Banana bread (not the kind you’re thinking of)

Banana bread (not the kind you’re thinking of)

When I hear “banana bread”, what comes to mind is the bake-sale staple, a quick bread that is more like a cake, really. So when I was at the library a couple of weeks ago and thumbing through a Jamie Oliver cookbook while the kids selected their easy readers, I was intrigued by a recipe for a standard white bread made with banana puree.

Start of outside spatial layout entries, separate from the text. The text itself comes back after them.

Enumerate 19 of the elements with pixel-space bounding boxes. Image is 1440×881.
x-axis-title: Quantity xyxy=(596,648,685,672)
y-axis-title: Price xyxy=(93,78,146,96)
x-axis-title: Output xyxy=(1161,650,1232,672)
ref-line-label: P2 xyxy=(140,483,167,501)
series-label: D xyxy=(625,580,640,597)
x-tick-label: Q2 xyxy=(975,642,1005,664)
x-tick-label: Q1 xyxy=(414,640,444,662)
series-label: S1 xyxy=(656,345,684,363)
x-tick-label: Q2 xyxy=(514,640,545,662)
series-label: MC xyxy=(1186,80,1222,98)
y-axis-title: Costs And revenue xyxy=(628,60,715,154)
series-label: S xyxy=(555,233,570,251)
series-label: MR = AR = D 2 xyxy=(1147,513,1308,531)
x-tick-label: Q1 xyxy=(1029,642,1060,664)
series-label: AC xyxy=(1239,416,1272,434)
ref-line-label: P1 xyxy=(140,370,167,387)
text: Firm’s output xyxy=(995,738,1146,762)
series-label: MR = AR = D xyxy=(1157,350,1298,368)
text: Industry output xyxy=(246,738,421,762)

Not, you understand, intrigued enough to actually check out the book (we were walking home and why are cookbooks always so HEAVY?) or even photocopy the page, but I did scribble down some notes. When I first made the dough, I was somewhat alarmed by the morbid purplish-gray color; maybe this is a recipe best enjoyed in low light. But you will enjoy it, because it’s wonderfully chewy, with a little extra sticky-sweet top from a brush with honey. The banana flavor asserts itself without being overpowering, and if you just happen to put a little pat of butter on one of the rolls that’s still warm from the oven? Well, no one would blame you for closing your eyes and just sighing happily.

Banana bread rolls
Adapted from Jamie Oliver

Since I halved the original recipe, I had to tinker with the measurements a bit. Don’t worry if you have a bit more or less banana puree, just add the flour gradually when you get to that stage and stop adding when the dough firms up and is just a bit sticky.

Ingredients

Makes 14 rolls

  • 3 bananas
  • 1½ tsp instant yeast
  • 2 tsp salt
  •  3 Tbs honey
  • 2½ cups flour
  • about 1 Tbs honey for the glaze

Method

  • Peel and puree the bananas in a blender or with an immersion mixer. You should have about 1½ cups of goo.
  • In a large bowl, stir together the bananas, yeast and one cup of flour. Let it sit for about 15 minutes until the yeast starts to bubble a bit (it may be hard to tell since the mixture is quite thick).
  • Stir in the salt and honey, then begin to add the flour half a cup at a time until the dough is pulling away from the sides of the bowl. Knead it for about 6-8 minutes on a lightly floured surface until it becomes smooth and just a bit sticky – you may need to knead in more flour as you go, depending on how large your bananas were.
  • Form the dough into a ball and put it in a clean, oiled bowl. Cover with plastic wrap and set it aside in a warm spot to rise for two hours or until doubled. You can also put it in the fridge overnight at this stage.
  • Grease a baking pan (I used a 9″ round cake pan which wasn’t quite big enough).
  • Form the  dough into about 14 balls of equal size and place them in the pan with enough space between them to expand a bit. Cover and set aside for the second rise, about 45 minutes to 1 hour, until the rolls look a little puffy.
  • Meanwhile, preheat the oven to 375 degrees and in a small bowl, mix about a tablespoon of honey with a splash of hot water to thin it out.
  • Once they’ve risen, brush the rolls with the honey glaze and bake for ten minutes; brush the tops with the glaze again and continue to bake for ten more minutes. Bake a total of about 20-22 minutes or until the tops are nicely browned.
3 Comments
  • Surbhi@simmer-and-spice.com
    Posted at 10:58h, 26 January Reply

    Hey that’s a wonderful recipe 🙂 will surely try it.

    • Katy
      Posted at 11:14h, 26 January Reply

      It’s really good – the batch I made for the photos didn’t turn out as pretty as it should have, I should make it again for a re-shoot!

      • valeriantd
        Posted at 19:35h, 20 September Reply

        What is wrong with the photos?